CPU monitoring

I have been tasked with trying to find a way to report/alert on a specific CPU situation. We are looking to report on devices that have had the same % CPU usage for a specific period of time. For example a server that has had a consistent CPU usage of 28% for the last 48 hours. Is there any way to do this in Orion?

  • if you know the specific time, you should be able to achieve something like this with a count of the records meeting your expectations.

    assuming a default 10min statistic polling interval; you'll have 288 records (+/- 1 record) in a 48 hour window.

    SELECT 
        NodeID
        ,COUNT(1)
    FROM Orion.CPULoad
    WHERE AvgLoad = 28
    AND DateTime > GETUTCDATE()-2
    GROUP BY NodeID
    HAVING COUNT(1) >= 287

    that query will return how many times the avgLoad result of a CPU Poll for a node was = 28 over the last 2 days, and then filter out only those nodes with >= 287 records that match the 28% load.

    if you use the alert engine; it will look a little different because there's a default top of query that you have to account for.

    Start with a "Node" type alert and you'll end up with something like this:

    -- This is essentially what's at the top (I can't honestly recall the exact syntax atm)
    SELECT E0.NodeID, E0.Uri FROM Orion.Nodes

    -- Then you will add this to the text box below
    JOIN (
        SELECT
            NodeID
            ,COUNT(1)
        FROM Orion.CPULoad
        WHERE AvgLoad = 28
        AND DateTime > GETUTCDATE()-2
        GROUP BY NodeID
        HAVING COUNT(1) >= 287
    ) AS [cpu] ON cpu.NodeID = E0.NodeID

    hope this helps; if that's not the exact syntax and you need help, let me know here and I will grab the precise syntax for you later

  • Zack, thank you for your detailed answer. My phrasing of the question may not have been right. I used 28% as an example, however we do not want to specify any percentage.The goal of this is to attempt to find "frozen" devices. The CPU can be of any percentage including 0. We would want to find any device who's CPU percentage hasn't changed for x amount of hours, and in my example I used 48. Would there be a way to specify that?

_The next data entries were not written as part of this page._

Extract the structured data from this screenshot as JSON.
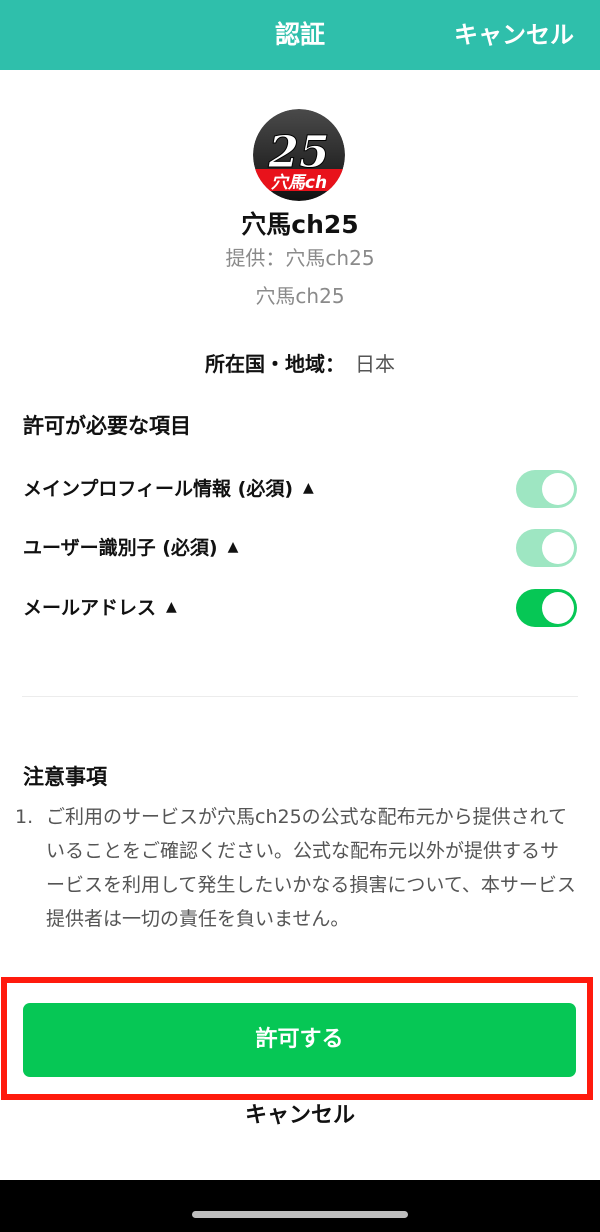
{
  "header": {
    "title": "認証",
    "cancel_label": "キャンセル"
  },
  "app": {
    "logo_number": "25",
    "logo_text": "穴馬ch",
    "name": "穴馬ch25",
    "provider": "提供：穴馬ch25",
    "subtitle": "穴馬ch25"
  },
  "region": {
    "label": "所在国・地域：",
    "value": "日本"
  },
  "permissions": {
    "title": "許可が必要な項目",
    "items": [
      {
        "label": "メインプロフィール情報 (必須)",
        "icon": "chevron-up-icon",
        "enabled": true,
        "locked": true
      },
      {
        "label": "ユーザー識別子 (必須)",
        "icon": "chevron-up-icon",
        "enabled": true,
        "locked": true
      },
      {
        "label": "メールアドレス",
        "icon": "chevron-up-icon",
        "enabled": true,
        "locked": false
      }
    ]
  },
  "notes": {
    "title": "注意事項",
    "items": [
      {
        "number": "1.",
        "text": "ご利用のサービスが穴馬ch25の公式な配布元から提供されていることをご確認ください。公式な配布元以外が提供するサービスを利用して発生したいかなる損害について、本サービス提供者は一切の責任を負いません。"
      }
    ]
  },
  "actions": {
    "allow_label": "許可する",
    "cancel_label": "キャンセル"
  },
  "colors": {
    "header": "#2fbfab",
    "accent": "#06c755",
    "toggle_disabled": "#9ee6c2",
    "highlight": "#ff1a0d"
  }
}
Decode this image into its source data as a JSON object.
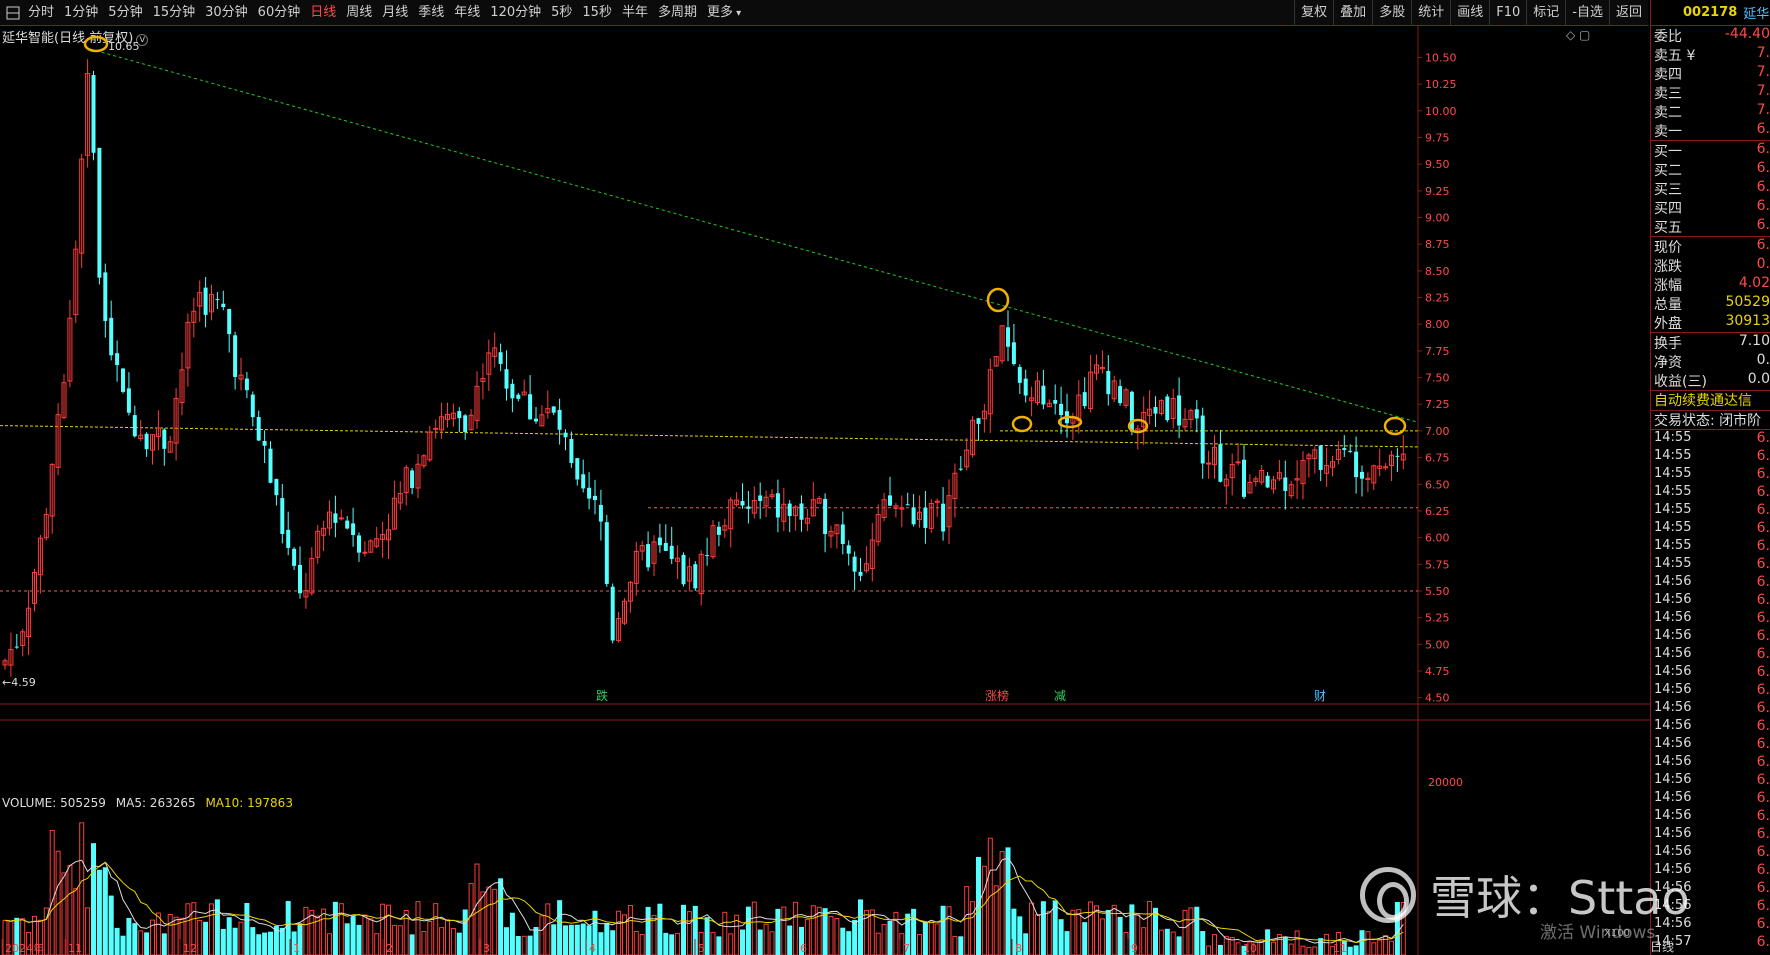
{
  "toolbar": {
    "period_tabs": [
      "分时",
      "1分钟",
      "5分钟",
      "15分钟",
      "30分钟",
      "60分钟",
      "日线",
      "周线",
      "月线",
      "季线",
      "年线",
      "120分钟",
      "5秒",
      "15秒",
      "半年",
      "多周期",
      "更多"
    ],
    "active_tab": "日线",
    "right_tools": [
      "复权",
      "叠加",
      "多股",
      "统计",
      "画线",
      "F10",
      "标记",
      "-自选",
      "返回"
    ]
  },
  "chart": {
    "title": "延华智能(日线 前复权)",
    "high_label": "10.65",
    "low_label": "←4.59",
    "price_ticks": [
      "10.50",
      "10.25",
      "10.00",
      "9.75",
      "9.50",
      "9.25",
      "9.00",
      "8.75",
      "8.50",
      "8.25",
      "8.00",
      "7.75",
      "7.50",
      "7.25",
      "7.00",
      "6.75",
      "6.50",
      "6.25",
      "6.00",
      "5.75",
      "5.50",
      "5.25",
      "5.00",
      "4.75",
      "4.50"
    ],
    "volume_ticks": [
      "20000",
      "X100"
    ],
    "time_labels": [
      "2024年",
      "11",
      "12",
      "1",
      "2",
      "3",
      "4",
      "5",
      "6",
      "7",
      "8",
      "9",
      "10",
      "11"
    ],
    "event_tags": [
      {
        "text": "跌",
        "color": "#30d060"
      },
      {
        "text": "涨榜",
        "color": "#ff4a4a"
      },
      {
        "text": "减",
        "color": "#30d060"
      },
      {
        "text": "财",
        "color": "#4ec1ff"
      }
    ],
    "colors": {
      "up": "#ff3b3b",
      "down": "#54ffff",
      "trendline": "#22cc22",
      "support": "#e8d400",
      "hline": "#e06060",
      "marker": "#f0b000"
    }
  },
  "chart_data": {
    "type": "candlestick",
    "price_range": [
      4.5,
      10.65
    ],
    "horizontal_lines": [
      {
        "price": 6.28,
        "color": "#e06060"
      },
      {
        "price": 5.5,
        "color": "#e06060"
      }
    ],
    "trendline": {
      "from_price": 10.58,
      "to_price": 7.08
    },
    "support_line": {
      "from_price": 7.05,
      "to_price": 6.85
    },
    "volume": {
      "value": "505259",
      "ma5": "263265",
      "ma10": "197863"
    }
  },
  "volume_legend": {
    "label": "VOLUME: 505259",
    "ma5": "MA5: 263265",
    "ma10": "MA10: 197863"
  },
  "quote": {
    "code": "002178",
    "name": "延华",
    "rows": [
      {
        "k": "委比",
        "v": "-44.40"
      },
      {
        "k": "卖五 ¥",
        "v": "7."
      },
      {
        "k": "卖四",
        "v": "7."
      },
      {
        "k": "卖三",
        "v": "7."
      },
      {
        "k": "卖二",
        "v": "7."
      },
      {
        "k": "卖一",
        "v": "6."
      }
    ],
    "bids": [
      {
        "k": "买一",
        "v": "6."
      },
      {
        "k": "买二",
        "v": "6."
      },
      {
        "k": "买三",
        "v": "6."
      },
      {
        "k": "买四",
        "v": "6."
      },
      {
        "k": "买五",
        "v": "6."
      }
    ],
    "stats": [
      {
        "k": "现价",
        "v": "6."
      },
      {
        "k": "涨跌",
        "v": "0."
      },
      {
        "k": "涨幅",
        "v": "4.02"
      },
      {
        "k": "总量",
        "v": "50529"
      },
      {
        "k": "外盘",
        "v": "30913"
      }
    ],
    "stats2": [
      {
        "k": "换手",
        "v": "7.10"
      },
      {
        "k": "净资",
        "v": "0."
      },
      {
        "k": "收益(三)",
        "v": "0.0"
      }
    ],
    "banner": "自动续费通达信",
    "status": "交易状态: 闭市阶",
    "ticks": [
      "14:55",
      "14:55",
      "14:55",
      "14:55",
      "14:55",
      "14:55",
      "14:55",
      "14:55",
      "14:56",
      "14:56",
      "14:56",
      "14:56",
      "14:56",
      "14:56",
      "14:56",
      "14:56",
      "14:56",
      "14:56",
      "14:56",
      "14:56",
      "14:56",
      "14:56",
      "14:56",
      "14:56",
      "14:56",
      "14:56",
      "14:56",
      "14:56",
      "14:57"
    ],
    "tick_values": "6."
  },
  "watermark": "雪球：Sttao",
  "windows_mark": "激活 Windows",
  "bottom_tab": "日线"
}
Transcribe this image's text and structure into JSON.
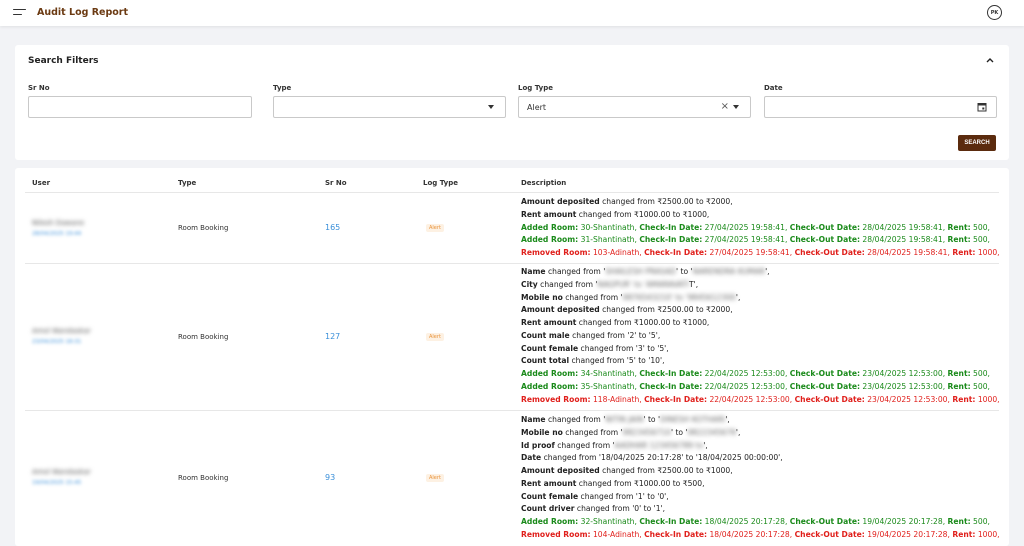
{
  "header": {
    "title": "Audit Log Report",
    "avatar_initials": "PK"
  },
  "filters": {
    "title": "Search Filters",
    "sr_no_label": "Sr No",
    "type_label": "Type",
    "log_type_label": "Log Type",
    "log_type_value": "Alert",
    "date_label": "Date",
    "search_button": "SEARCH"
  },
  "table": {
    "headers": {
      "user": "User",
      "type": "Type",
      "sr_no": "Sr No",
      "log_type": "Log Type",
      "description": "Description"
    },
    "rows": [
      {
        "user_name": "Nilesh Dawane",
        "user_date": "28/04/2025 19:44",
        "type": "Room Booking",
        "sr_no": "165",
        "log_type": "Alert",
        "lines": [
          {
            "bold": "Amount deposited",
            "rest": " changed from ₹2500.00 to ₹2000,"
          },
          {
            "bold": "Rent amount",
            "rest": " changed from ₹1000.00 to ₹1000,"
          },
          {
            "kind": "added",
            "a1": "Added Room:",
            "v1": " 30-Shantinath, ",
            "a2": "Check-In Date:",
            "v2": " 27/04/2025 19:58:41, ",
            "a3": "Check-Out Date:",
            "v3": " 28/04/2025 19:58:41, ",
            "a4": "Rent:",
            "v4": " 500,"
          },
          {
            "kind": "added",
            "a1": "Added Room:",
            "v1": " 31-Shantinath, ",
            "a2": "Check-In Date:",
            "v2": " 27/04/2025 19:58:41, ",
            "a3": "Check-Out Date:",
            "v3": " 28/04/2025 19:58:41, ",
            "a4": "Rent:",
            "v4": " 500,"
          },
          {
            "kind": "removed",
            "a1": "Removed Room:",
            "v1": " 103-Adinath, ",
            "a2": "Check-In Date:",
            "v2": " 27/04/2025 19:58:41, ",
            "a3": "Check-Out Date:",
            "v3": " 28/04/2025 19:58:41, ",
            "a4": "Rent:",
            "v4": " 1000,"
          }
        ]
      },
      {
        "user_name": "Amol Wandaskar",
        "user_date": "23/04/2025 18:31",
        "type": "Room Booking",
        "sr_no": "127",
        "log_type": "Alert",
        "lines": [
          {
            "bold": "Name",
            "rest": " changed from '",
            "blur1": "SHAILESH PRASAD",
            "mid": "' to '",
            "blur2": "NARENDRA KUMAR",
            "end": "',"
          },
          {
            "bold": "City",
            "rest": " changed from '",
            "blur1": "NAGPUR' to 'AMARAVATI",
            "end": "T',"
          },
          {
            "bold": "Mobile no",
            "rest": " changed from '",
            "blur1": "9876543210' to '9845612300",
            "end": "',"
          },
          {
            "bold": "Amount deposited",
            "rest": " changed from ₹2500.00 to ₹2000,"
          },
          {
            "bold": "Rent amount",
            "rest": " changed from ₹1000.00 to ₹1000,"
          },
          {
            "bold": "Count male",
            "rest": " changed from '2' to '5',"
          },
          {
            "bold": "Count female",
            "rest": " changed from '3' to '5',"
          },
          {
            "bold": "Count total",
            "rest": " changed from '5' to '10',"
          },
          {
            "kind": "added",
            "a1": "Added Room:",
            "v1": " 34-Shantinath, ",
            "a2": "Check-In Date:",
            "v2": " 22/04/2025 12:53:00, ",
            "a3": "Check-Out Date:",
            "v3": " 23/04/2025 12:53:00, ",
            "a4": "Rent:",
            "v4": " 500,"
          },
          {
            "kind": "added",
            "a1": "Added Room:",
            "v1": " 35-Shantinath, ",
            "a2": "Check-In Date:",
            "v2": " 22/04/2025 12:53:00, ",
            "a3": "Check-Out Date:",
            "v3": " 23/04/2025 12:53:00, ",
            "a4": "Rent:",
            "v4": " 500,"
          },
          {
            "kind": "removed",
            "a1": "Removed Room:",
            "v1": " 118-Adinath, ",
            "a2": "Check-In Date:",
            "v2": " 22/04/2025 12:53:00, ",
            "a3": "Check-Out Date:",
            "v3": " 23/04/2025 12:53:00, ",
            "a4": "Rent:",
            "v4": " 1000,"
          }
        ]
      },
      {
        "user_name": "Amol Wandaskar",
        "user_date": "19/04/2025 15:45",
        "type": "Room Booking",
        "sr_no": "93",
        "log_type": "Alert",
        "lines": [
          {
            "bold": "Name",
            "rest": " changed from '",
            "blur1": "NITIN JAIN",
            "mid": "' to '",
            "blur2": "DINESH KOTHARI",
            "end": "',"
          },
          {
            "bold": "Mobile no",
            "rest": " changed from '",
            "blur1": "9823456710",
            "mid": "' to '",
            "blur2": "9822345678",
            "end": "',"
          },
          {
            "bold": "Id proof",
            "rest": " changed from '",
            "blur1": "AADHAR 123456789 to",
            "end": "',"
          },
          {
            "bold": "Date",
            "rest": " changed from '18/04/2025 20:17:28' to '18/04/2025 00:00:00',"
          },
          {
            "bold": "Amount deposited",
            "rest": " changed from ₹2500.00 to ₹1000,"
          },
          {
            "bold": "Rent amount",
            "rest": " changed from ₹1000.00 to ₹500,"
          },
          {
            "bold": "Count female",
            "rest": " changed from '1' to '0',"
          },
          {
            "bold": "Count driver",
            "rest": " changed from '0' to '1',"
          },
          {
            "kind": "added",
            "a1": "Added Room:",
            "v1": " 32-Shantinath, ",
            "a2": "Check-In Date:",
            "v2": " 18/04/2025 20:17:28, ",
            "a3": "Check-Out Date:",
            "v3": " 19/04/2025 20:17:28, ",
            "a4": "Rent:",
            "v4": " 500,"
          },
          {
            "kind": "removed",
            "a1": "Removed Room:",
            "v1": " 104-Adinath, ",
            "a2": "Check-In Date:",
            "v2": " 18/04/2025 20:17:28, ",
            "a3": "Check-Out Date:",
            "v3": " 19/04/2025 20:17:28, ",
            "a4": "Rent:",
            "v4": " 1000,"
          }
        ]
      }
    ]
  },
  "colors": {
    "brand": "#5b2b0e",
    "title": "#6b3a12",
    "link": "#3a8fd9",
    "added": "#1a8a1a",
    "removed": "#e0201c",
    "alert_badge": "#e8923a"
  }
}
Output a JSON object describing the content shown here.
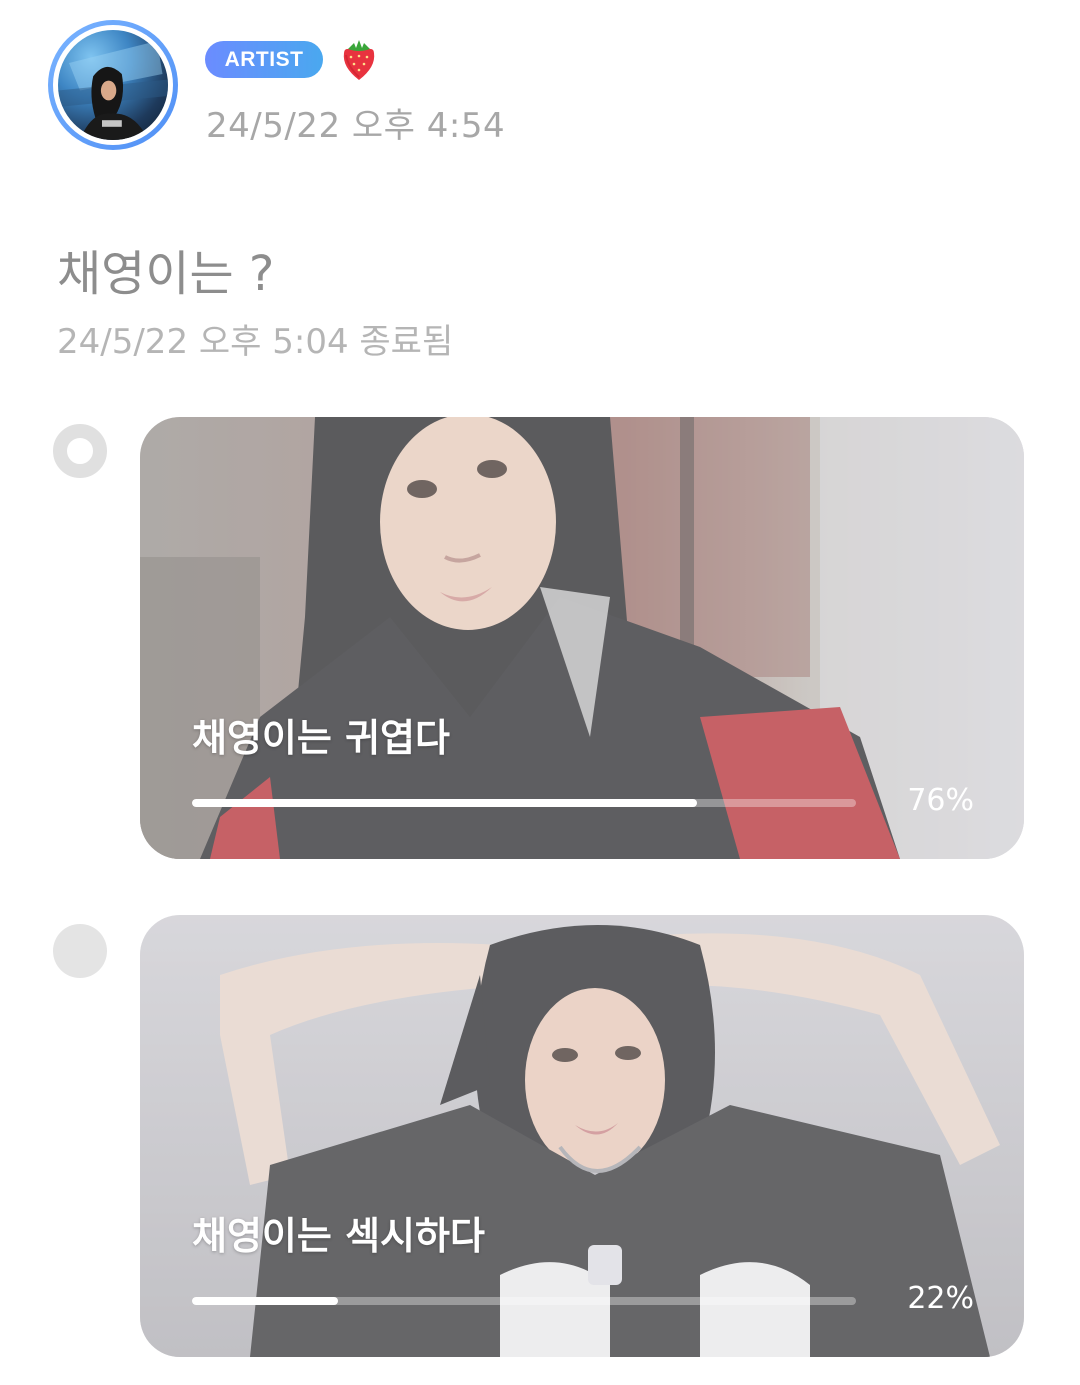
{
  "header": {
    "badge_label": "ARTIST",
    "emoji_icon": "strawberry-icon",
    "post_time": "24/5/22 오후 4:54",
    "badge_gradient": [
      "#6b8cff",
      "#4aa8ef"
    ],
    "avatar_ring_color": "#5b97f5"
  },
  "poll": {
    "title": "채영이는 ?",
    "ended_text": "24/5/22 오후 5:04 종료됨",
    "options": [
      {
        "label": "채영이는 귀엽다",
        "percent_text": "76%",
        "percent": 76,
        "selected": true
      },
      {
        "label": "채영이는 섹시하다",
        "percent_text": "22%",
        "percent": 22,
        "selected": false
      }
    ]
  }
}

  • Here is a possible starting point:

    SELECT
        nc.NodeID,
        nc.AvgLoad,
        nc.ObservationCount
    FROM (
        -- Get counts grouped just by node.
        SELECT
            NodeID,
            COUNT(*) AS ObservationCount
        FROM Orion.CPULoad
        WHERE ObservationTimestamp > ADDDAY(-2, GETUTCDATE())
        GROUP BY NodeID
    ) AS n
    INNER JOIN (
        -- Get counts grouped by the combination of node and average load.
        SELECT
            NodeID,
            AvgLoad,
            COUNT(*) AS ObservationCount
        FROM Orion.CPULoad
        WHERE ObservationTimestamp > ADDDAY(-2, GETUTCDATE())
        GROUP BY NodeID, AvgLoad
    ) AS nc
        -- Match on NodeID and count.  When the counts match, there aren't any other
        -- average load measurements for this node in the last two days.
        ON nc.NodeID = n.NodeID
        AND nc.ObservationCount = n.ObservationCount
    -- To avoid noise, you might want a minimum number of observations to avoid reporting new nodes, etc.
    WHERE nc.ObservationCount > 5
  • Thank you for this input. I am going to give this a shot when I have a moment.